Los títulos deben ser llamativos
El orden es sólo la mitad del trabajo para tener un buen índice. La otra parte se encuentra en la creatividad de los títulos de cada uno de los temas a tratar. Un buen título tiene un gran poder de recordación que sirve para guiar al lector provocando intriga o interés, involucrandolo de antemano en el texto.
Para eso, es importante establecer previamente el tema a tratar. Es posible que se comience escribiendo sobre un tema y luego se termine en un lugar completamente diferente. En estos casos es importante no limitar la creatividad, tomarse unos minutos al terminar los párrafos y elegir el título acorde a lo expuesto. De esta manera, se cumplirá la promesa
Mientras más segmentada sea la información, será más fácil para el lector involucrarse con cada una de las páginas. Sabiendo esto, nunca está demás una breve explicación que acompañe al título principal (no más de diez palabras).

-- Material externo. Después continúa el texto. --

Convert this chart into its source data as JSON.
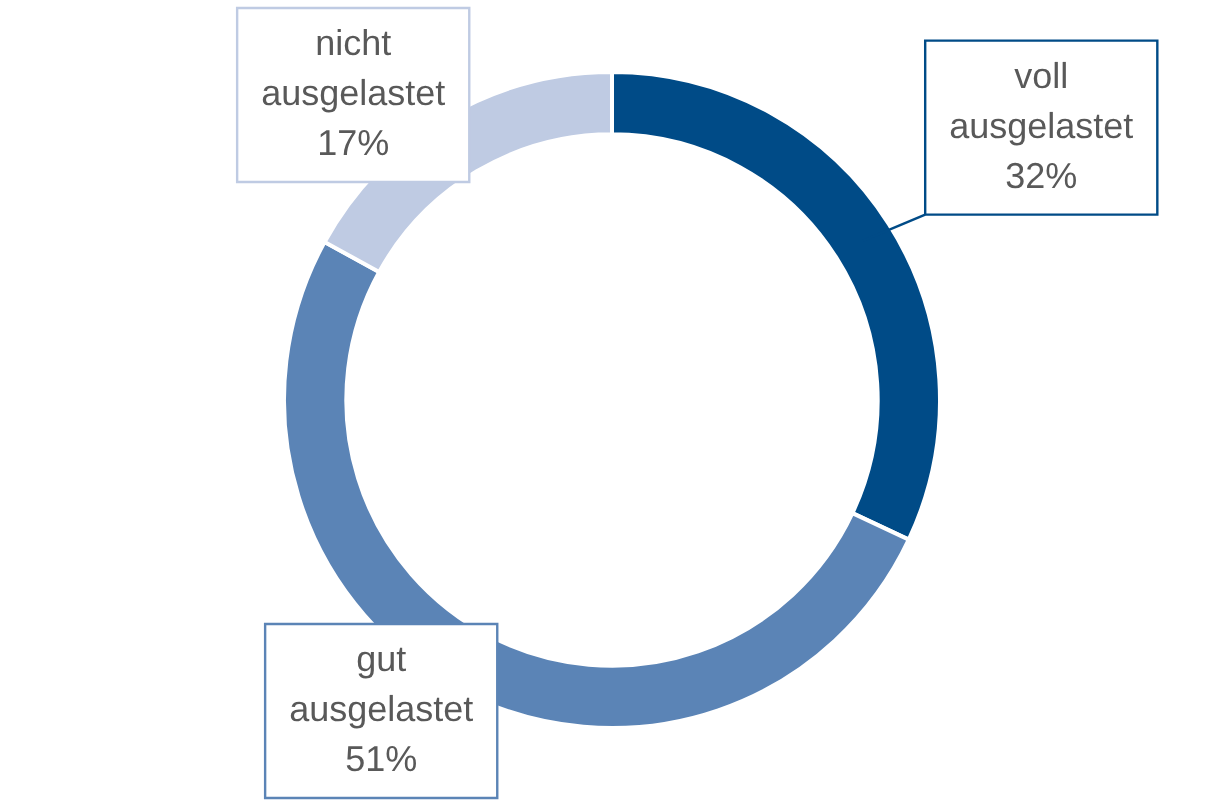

Hacerle preguntas al lector puede ser un buen “truco”. Ej: “¿Sabés si tu título es llamativo?” Esta introducción da a entender a la persona que en dicho artículo encontrará las claves necesarias para conseguir un objetivo en concreto. Además si el contenido es bueno a la primera, llevará a que sea recomendado.
Escribir es como dibujar, es decir que cada uno tiene su propio estilo. Nadie busca copia de otros escritores para leer, sino algo personal. De esta manera, la conexión entre el lector y el escritor se hace genuina. No hay que olvidarse que la redacción es un oficio, entre más escriba es inevitable que vaya mejorando con el tiempo. Solo se debe encontrar el “toque” personal para darle vida a cada uno de los textos.
Utilizar números puede ser otra buena estratégia. Ej: “10 claves para llamar la atención con tus títulos”. La promesa en este tipo de textos, es una fórmula ordenada donde tip por tip, se le cuenta al lector una solución sencilla y ordenada a lo que está buscando. Generan conversación y son mucho más fáciles de compartir entre las personas.
Cuanto más claro sea mejor. No hace falta ser ambiguo o amplio. Entre más “vaya al grano” mejor, ya que le otorga credibilidad al autor. Nada más tedioso para el lector que perder tiempo en algo que finalmente no era lo que buscabas, así que es mejor para todos ahorrarle esos malos entendidos.